Нужды в наших с Макаровым БМА особенной не было. Не по кому было стрелять в этой деревне. Никто даже не шевелился в руинах. А вот для Костикова работы хоть отбавляй. Его БМА раз за разом выплёвывал длинные струи пламени, заливая им всю округу. Дерево разбитых изб и успевшие раздуться от газов тела крестьян вспыхивали факелами. Вокруг нас запылали десятки костров, то сливающиеся в в один большой, то распадающиеся на меньшие.
Мы поспешили покинуть мёртвую деревню. По дороге мой БМА зацепил что-то ногой. Это был пробитый пулями и помятый колокол.
Январь 10 года эпохи Сёва (1936 г.), Токио.
- Смысл вашего рассказа несколько ускользнул от нас, - заметил Такэо. - Поясните его в менее аллегорической форме.
- Видимо, долгое общение с монахами наложило на вас отпечаток, Руднев-сан, - не преминул съехидничать Садао.
- Деревянные дома всегда можно выжечь дотла, - жёстко ответил я, - сровнять с землёй усилиями всего нескольких отделений мехов.
- Сровнять с землёй Акихабару? - тихо спросил Мадзаки. - Ведь именно там больше всего тех самых складов и пакгаузов.
- И порт, - добавил Корэкиё. - Тем более, у нас была масштабная программа реконструкции… - Он тут же оборвал себя, понимая, что сказал явную глупость.
- Там же полно народу, - сказал кто-то из чиновников, придерживающий увесистый кожаный портфель.
- Известим всех, - жёстко отрезал Такэо, - а кто останется и не скроется в пригородах - сам виноват. Глупцы пускай сетуют на судьбу.
- Готовьте доспехи к этой операции, - поддержал его прямым приказом военный министр.
Глава 3
Январь 10 года эпохи Сёва (1936 г.), Токио.

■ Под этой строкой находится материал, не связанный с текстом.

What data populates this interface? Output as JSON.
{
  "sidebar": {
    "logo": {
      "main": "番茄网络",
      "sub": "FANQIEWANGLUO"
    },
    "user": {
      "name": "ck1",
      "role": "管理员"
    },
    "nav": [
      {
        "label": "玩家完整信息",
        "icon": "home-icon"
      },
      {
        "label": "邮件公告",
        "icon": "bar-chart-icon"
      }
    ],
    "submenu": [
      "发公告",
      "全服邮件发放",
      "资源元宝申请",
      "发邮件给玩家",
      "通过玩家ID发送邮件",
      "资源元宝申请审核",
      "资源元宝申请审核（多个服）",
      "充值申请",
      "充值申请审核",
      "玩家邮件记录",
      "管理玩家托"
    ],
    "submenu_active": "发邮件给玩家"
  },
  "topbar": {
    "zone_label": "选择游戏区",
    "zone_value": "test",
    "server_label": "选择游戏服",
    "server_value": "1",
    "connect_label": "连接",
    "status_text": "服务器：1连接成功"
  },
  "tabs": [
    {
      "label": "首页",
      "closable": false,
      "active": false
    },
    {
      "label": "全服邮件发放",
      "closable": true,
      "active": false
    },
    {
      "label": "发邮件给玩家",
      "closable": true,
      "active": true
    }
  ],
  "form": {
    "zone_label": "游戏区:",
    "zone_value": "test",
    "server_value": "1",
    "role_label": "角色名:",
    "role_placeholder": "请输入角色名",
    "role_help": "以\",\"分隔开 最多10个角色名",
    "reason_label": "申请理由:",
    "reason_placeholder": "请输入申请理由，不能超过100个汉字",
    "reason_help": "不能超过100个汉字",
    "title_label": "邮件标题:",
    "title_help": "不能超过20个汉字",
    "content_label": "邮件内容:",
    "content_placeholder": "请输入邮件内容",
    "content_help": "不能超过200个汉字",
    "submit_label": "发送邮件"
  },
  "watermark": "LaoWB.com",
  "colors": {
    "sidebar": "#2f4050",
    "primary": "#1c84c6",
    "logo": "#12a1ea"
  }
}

Офицер полиции осмотрел небольшое внутреннее помещение домика, откуда только что выставил женщину и троих её детей. Несмотря на неоднократные предупреждения об очистке Акихабары и кварталов, непосредственно примыкающих к портовым складам, городская беднота и докеры с семьями не спешили покидать свои жилища. Им просто некуда было податься. Но это уже никого не интересовало. Приказ очистить был - его надо выполнить. Тем более, что в ходе очистки вскрылись крайне неприятные факты. В подвалах домов скрывались небольшие прорывы, порождающие - медленно, но верно - тварей тьмы. Выбирающиеся из них каии не спешили, как будто ждали чего-то. Как бы то ни было, часть планов Юримару удалось сорвать, пусть и неумышленно.
Выйдя из помещения, полицейский офицер вынул из планшета листок с надписью "Осмотрено" и быстро приколотил его к стене дома. Оборванная женщина и её почти голые дети дрожали на пронизывающем январском ветру. Офицер покосился на них и снял тёплый мундир, закутав в него всех детишек разом. В конце концов, его дежурство заканчивалось, а списать мундир не так уж сложно, особенно в столь непростое время.

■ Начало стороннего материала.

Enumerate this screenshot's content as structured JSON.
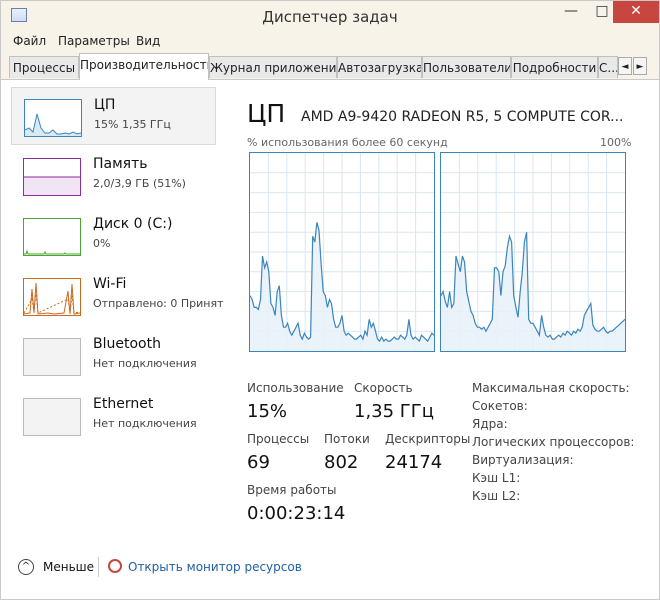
{
  "window": {
    "title": "Диспетчер задач"
  },
  "window_buttons": {
    "minimize": "—",
    "maximize": "□",
    "close": "✕"
  },
  "menu": [
    "Файл",
    "Параметры",
    "Вид"
  ],
  "tabs": [
    "Процессы",
    "Производительность",
    "Журнал приложений",
    "Автозагрузка",
    "Пользователи",
    "Подробности",
    "С..."
  ],
  "tab_scroll": {
    "left": "◄",
    "right": "►"
  },
  "sidebar": [
    {
      "title": "ЦП",
      "sub": "15%  1,35 ГГц",
      "color": "#3a86ba"
    },
    {
      "title": "Память",
      "sub": "2,0/3,9 ГБ (51%)",
      "color": "#8b2e9e"
    },
    {
      "title": "Диск 0 (C:)",
      "sub": "0%",
      "color": "#4aa832"
    },
    {
      "title": "Wi-Fi",
      "sub": "Отправлено: 0 Принят",
      "color": "#c96a20"
    },
    {
      "title": "Bluetooth",
      "sub": "Нет подключения",
      "color": "#aaaaaa"
    },
    {
      "title": "Ethernet",
      "sub": "Нет подключения",
      "color": "#aaaaaa"
    }
  ],
  "cpu": {
    "heading": "ЦП",
    "model": "AMD A9-9420 RADEON R5, 5 COMPUTE COR...",
    "graph_label": "% использования более 60 секунд",
    "graph_max": "100%",
    "line_color": "#3a86ba",
    "core1": [
      28,
      26,
      22,
      22,
      21,
      26,
      48,
      42,
      45,
      40,
      24,
      22,
      18,
      30,
      33,
      18,
      12,
      12,
      14,
      10,
      8,
      10,
      12,
      14,
      8,
      6,
      9,
      7,
      6,
      7,
      58,
      55,
      65,
      61,
      44,
      30,
      28,
      22,
      26,
      24,
      16,
      12,
      12,
      14,
      18,
      10,
      8,
      9,
      8,
      7,
      6,
      6,
      7,
      8,
      6,
      10,
      8,
      16,
      12,
      14,
      10,
      6,
      5,
      7,
      5,
      6,
      5,
      5,
      6,
      7,
      6,
      6,
      8,
      7,
      6,
      8,
      16,
      8,
      6,
      7,
      6,
      5,
      8,
      7,
      6,
      5,
      7,
      9,
      8
    ],
    "core2": [
      28,
      30,
      25,
      22,
      30,
      22,
      24,
      48,
      44,
      40,
      48,
      45,
      30,
      25,
      20,
      18,
      14,
      12,
      12,
      11,
      12,
      10,
      12,
      14,
      16,
      42,
      42,
      40,
      28,
      40,
      43,
      52,
      58,
      55,
      28,
      22,
      17,
      30,
      40,
      55,
      60,
      16,
      14,
      14,
      12,
      10,
      8,
      18,
      12,
      8,
      7,
      8,
      6,
      6,
      7,
      8,
      7,
      9,
      8,
      10,
      9,
      8,
      10,
      9,
      11,
      10,
      12,
      18,
      20,
      22,
      24,
      13,
      11,
      10,
      10,
      11,
      12,
      10,
      9,
      10,
      10,
      11,
      12,
      13,
      14,
      15,
      16
    ],
    "stats": {
      "usage_label": "Использование",
      "usage_value": "15%",
      "speed_label": "Скорость",
      "speed_value": "1,35 ГГц",
      "processes_label": "Процессы",
      "processes_value": "69",
      "threads_label": "Потоки",
      "threads_value": "802",
      "handles_label": "Дескрипторы",
      "handles_value": "24174",
      "uptime_label": "Время работы",
      "uptime_value": "0:00:23:14"
    },
    "specs": [
      "Максимальная скорость:",
      "Сокетов:",
      "Ядра:",
      "Логических процессоров:",
      "Виртуализация:",
      "Кэш L1:",
      "Кэш L2:"
    ]
  },
  "footer": {
    "less": "Меньше",
    "less_icon": "chevron-up-icon",
    "monitor_link": "Открыть монитор ресурсов",
    "monitor_icon": "resource-monitor-icon"
  }
}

- И не вздумайте возвращаться, - строго сказал офицер женщине, - скоро сюда придут воины духа и сожгут ваш дом. И вас, если вы в нём будете.

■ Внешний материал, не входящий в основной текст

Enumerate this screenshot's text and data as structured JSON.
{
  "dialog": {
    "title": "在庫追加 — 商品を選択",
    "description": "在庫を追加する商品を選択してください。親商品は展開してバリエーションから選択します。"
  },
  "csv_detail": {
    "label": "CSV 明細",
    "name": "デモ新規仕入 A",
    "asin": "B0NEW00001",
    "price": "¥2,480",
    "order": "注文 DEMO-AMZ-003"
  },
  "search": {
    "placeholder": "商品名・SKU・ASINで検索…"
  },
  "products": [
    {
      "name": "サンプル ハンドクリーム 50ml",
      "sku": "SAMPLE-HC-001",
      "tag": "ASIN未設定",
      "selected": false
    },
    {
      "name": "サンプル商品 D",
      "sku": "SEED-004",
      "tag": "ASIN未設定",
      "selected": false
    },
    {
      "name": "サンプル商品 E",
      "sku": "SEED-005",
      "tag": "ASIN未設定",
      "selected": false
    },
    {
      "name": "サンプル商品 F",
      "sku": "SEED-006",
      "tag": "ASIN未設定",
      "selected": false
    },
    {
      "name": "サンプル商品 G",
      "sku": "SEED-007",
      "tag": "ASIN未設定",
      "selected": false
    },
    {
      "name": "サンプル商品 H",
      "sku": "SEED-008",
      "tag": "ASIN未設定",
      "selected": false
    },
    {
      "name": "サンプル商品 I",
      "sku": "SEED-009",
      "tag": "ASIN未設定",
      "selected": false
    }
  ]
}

- Так мы хотя бы согреемся, - резко ответила ему та. - Лучше, чем умирать на морозе.
Офицер вздохнул. Женщина даже не поблагодарила его за мундир, который, быть может, спасёт хотя бы её детей. Он махнул трём полицейским, сопровождавшим его, и направился к следующему дому. Собственно, именно этот наряд занимался тем, что выставлял людей из их домов, ведь многие сопротивлялись, не желая расставаться посреди зимы с единственным жильём. И далеко не всегда обитателями домов были женщины и дети, а мужчины готовы были защищать своё жильё с кулаками. Их усмиряли дубинками, но не особенно усердствовали, понимая, в каком положении находятся выселяемые бедняки и докеры.